October 17, 2017
On September 7, 2017, the Health and Human Services Office of Inspector General (“OIG”) published Opinion 17-05 (“Opinion”) that allowed a retail pharmacy to include Medicare and Medicaid beneficiaries in the pharmacy’s discount benefit program. The OIG determined that the program design did not violate the beneficiary inducements clause under the Civil Monetary Penalty (“CMP”) law or the Anti-Kickback Statute (“AKS”). However, pharmacy providers should be mindful that the Opinion does not take into account state-specific laws that may impact the analysis, and it is fact specific. Interested providers should seek legal counsel prior to implementing similar discount programs.

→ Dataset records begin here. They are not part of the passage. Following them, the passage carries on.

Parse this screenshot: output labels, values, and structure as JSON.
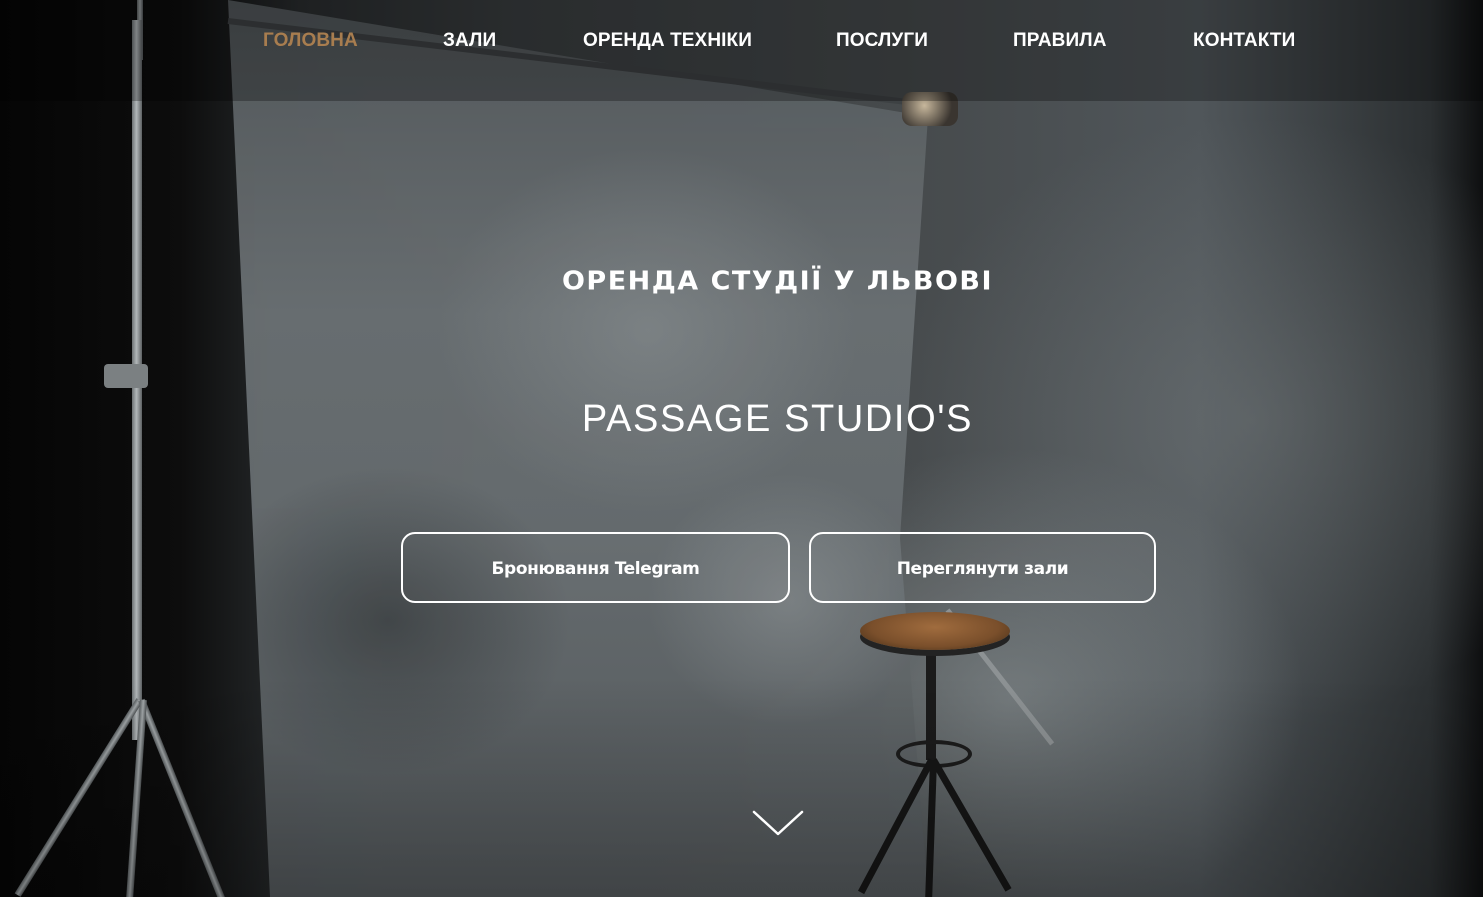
{
  "nav": {
    "items": [
      {
        "label": "ГОЛОВНА",
        "active": true
      },
      {
        "label": "ЗАЛИ",
        "active": false
      },
      {
        "label": "ОРЕНДА ТЕХНІКИ",
        "active": false
      },
      {
        "label": "ПОСЛУГИ",
        "active": false
      },
      {
        "label": "ПРАВИЛА",
        "active": false
      },
      {
        "label": "КОНТАКТИ",
        "active": false
      }
    ],
    "active_color": "#a87d4f"
  },
  "hero": {
    "subtitle": "ОРЕНДА СТУДІЇ У ЛЬВОВІ",
    "title": "PASSAGE STUDIO'S",
    "buttons": {
      "telegram": "Бронювання Telegram",
      "halls": "Переглянути зали"
    },
    "scroll_icon": "chevron-down-icon"
  }
}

The retail pharmacy chain requesting the Opinion (“Requestor”) operated a discount benefit program in which individuals paid an annual fee in exchange for: 1) access to discounts for certain retail items; 2) a discount on certain clinic services; and 3) store credit for future retail purchases of certain retail items (“Benefit Program”). The Benefit Program required participants to pay for any services or discounted items out-of-pocket, and the Requestor did not submit claims for any discounted items to a Federal health care program for reimbursement. The Requestor proposed allowing Medicare and Medicaid beneficiaries over 18 years of age to participate in the Benefit Program under the same terms and conditions.

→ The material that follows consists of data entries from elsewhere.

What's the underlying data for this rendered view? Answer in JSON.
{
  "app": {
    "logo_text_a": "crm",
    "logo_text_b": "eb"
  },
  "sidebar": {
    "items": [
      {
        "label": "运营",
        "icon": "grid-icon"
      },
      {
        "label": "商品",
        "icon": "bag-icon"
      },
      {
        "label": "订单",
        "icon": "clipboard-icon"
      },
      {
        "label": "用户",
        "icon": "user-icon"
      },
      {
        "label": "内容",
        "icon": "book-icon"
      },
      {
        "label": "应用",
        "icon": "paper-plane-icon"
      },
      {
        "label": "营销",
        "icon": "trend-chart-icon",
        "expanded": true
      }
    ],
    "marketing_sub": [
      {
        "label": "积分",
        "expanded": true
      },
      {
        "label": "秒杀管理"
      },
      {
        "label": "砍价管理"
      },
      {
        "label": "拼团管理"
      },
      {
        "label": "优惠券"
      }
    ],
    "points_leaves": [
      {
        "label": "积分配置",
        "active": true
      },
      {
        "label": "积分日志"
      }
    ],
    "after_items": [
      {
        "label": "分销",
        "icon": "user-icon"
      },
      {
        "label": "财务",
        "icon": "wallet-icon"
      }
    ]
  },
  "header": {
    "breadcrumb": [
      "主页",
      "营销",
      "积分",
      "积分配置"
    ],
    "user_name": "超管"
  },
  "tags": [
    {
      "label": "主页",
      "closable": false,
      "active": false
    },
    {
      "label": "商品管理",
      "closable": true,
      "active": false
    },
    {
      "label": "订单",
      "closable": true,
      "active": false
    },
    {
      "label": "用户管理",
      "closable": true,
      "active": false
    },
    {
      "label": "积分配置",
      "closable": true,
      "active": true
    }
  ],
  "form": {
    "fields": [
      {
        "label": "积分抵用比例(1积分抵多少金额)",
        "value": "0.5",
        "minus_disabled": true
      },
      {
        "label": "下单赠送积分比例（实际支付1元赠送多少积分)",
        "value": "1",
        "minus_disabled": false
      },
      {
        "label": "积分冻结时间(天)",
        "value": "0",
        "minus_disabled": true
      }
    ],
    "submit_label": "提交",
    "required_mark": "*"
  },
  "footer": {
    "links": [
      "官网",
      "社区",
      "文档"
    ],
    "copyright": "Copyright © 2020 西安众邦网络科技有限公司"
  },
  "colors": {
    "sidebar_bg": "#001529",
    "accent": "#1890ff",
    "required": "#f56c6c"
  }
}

The OIG determined that the proposed changes to the Benefit Program did not violate the CMP or the AKS. Specifically, and with regard to the CMP, the OIG determined that the proposal fit within a new CMP pharmacy discount exception published in December of 2016: 1) it met the definition of a “coupon” and “rebate;” 2) the items and services were offered on equal terms to the general public regardless of insurance status; and 3) the offer was not tied to the provision of other items or services reimbursed under a Federal health care program. With regard to the AKS, the OIG determined that, while no safe harbor or exception protected the Benefit Program, it posed little risk of fraud and abuse since no services or items were billed to a Federal health care program. The OIG viewed as favorable the requirement that members of the Benefit Program purchase discounted pharmacy items and services with their own funds.

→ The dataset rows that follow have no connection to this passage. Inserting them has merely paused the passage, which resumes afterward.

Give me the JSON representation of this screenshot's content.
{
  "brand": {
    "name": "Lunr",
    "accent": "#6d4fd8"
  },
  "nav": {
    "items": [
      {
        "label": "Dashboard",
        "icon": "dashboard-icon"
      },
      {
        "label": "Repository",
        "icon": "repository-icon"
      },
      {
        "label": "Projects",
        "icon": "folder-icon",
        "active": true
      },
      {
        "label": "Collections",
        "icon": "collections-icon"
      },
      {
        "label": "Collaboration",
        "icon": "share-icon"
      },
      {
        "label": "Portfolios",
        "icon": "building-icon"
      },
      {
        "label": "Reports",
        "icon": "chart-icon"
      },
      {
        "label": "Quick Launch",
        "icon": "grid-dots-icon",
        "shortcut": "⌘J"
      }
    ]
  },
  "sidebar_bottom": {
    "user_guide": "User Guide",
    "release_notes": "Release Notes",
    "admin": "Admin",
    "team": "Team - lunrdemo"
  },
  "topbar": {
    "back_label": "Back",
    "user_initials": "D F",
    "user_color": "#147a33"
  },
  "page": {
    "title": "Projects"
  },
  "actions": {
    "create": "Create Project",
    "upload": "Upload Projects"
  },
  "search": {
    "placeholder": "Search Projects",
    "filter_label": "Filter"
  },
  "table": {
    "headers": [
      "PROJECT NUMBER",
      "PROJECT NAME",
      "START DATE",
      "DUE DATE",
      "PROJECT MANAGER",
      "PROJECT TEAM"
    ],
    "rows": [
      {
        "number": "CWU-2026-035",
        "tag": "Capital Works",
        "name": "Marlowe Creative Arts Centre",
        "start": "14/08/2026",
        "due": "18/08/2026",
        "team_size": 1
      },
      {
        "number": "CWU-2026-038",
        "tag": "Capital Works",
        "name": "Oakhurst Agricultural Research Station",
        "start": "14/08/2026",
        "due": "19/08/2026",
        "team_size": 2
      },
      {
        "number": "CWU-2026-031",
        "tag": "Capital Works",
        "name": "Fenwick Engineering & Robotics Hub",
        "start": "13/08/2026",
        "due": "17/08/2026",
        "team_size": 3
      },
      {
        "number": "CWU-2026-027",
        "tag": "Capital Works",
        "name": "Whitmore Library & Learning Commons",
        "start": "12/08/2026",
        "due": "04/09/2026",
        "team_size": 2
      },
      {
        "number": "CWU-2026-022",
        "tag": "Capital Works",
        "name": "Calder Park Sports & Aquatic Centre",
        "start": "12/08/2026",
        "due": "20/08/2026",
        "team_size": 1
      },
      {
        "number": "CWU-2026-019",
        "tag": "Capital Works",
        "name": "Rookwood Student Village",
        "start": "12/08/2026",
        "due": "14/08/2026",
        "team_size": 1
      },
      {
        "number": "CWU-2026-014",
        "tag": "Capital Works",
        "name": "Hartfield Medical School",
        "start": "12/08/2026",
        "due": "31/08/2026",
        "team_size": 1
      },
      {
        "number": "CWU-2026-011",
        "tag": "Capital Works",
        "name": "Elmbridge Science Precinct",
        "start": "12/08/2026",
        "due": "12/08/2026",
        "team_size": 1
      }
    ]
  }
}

Indiana law also has regulations that govern pharmacy discount programs. The Indiana Office of Medicaid Policy and Planning (“OMPP”) published a Bulletin on March 23, 2013, that described specific requirements pharmacy providers must follow in order to bill a Medicaid beneficiary directly. Additionally, OMPP rules require pharmacy providers to account for discounts when reporting their usual and customary charges for purposes of Indiana Medicaid reimbursement. Accordingly, a provider interested in pursuing a similar program in Indiana should seek legal advice to determine compliance with the CMP, the AKS, and State Medicaid requirements.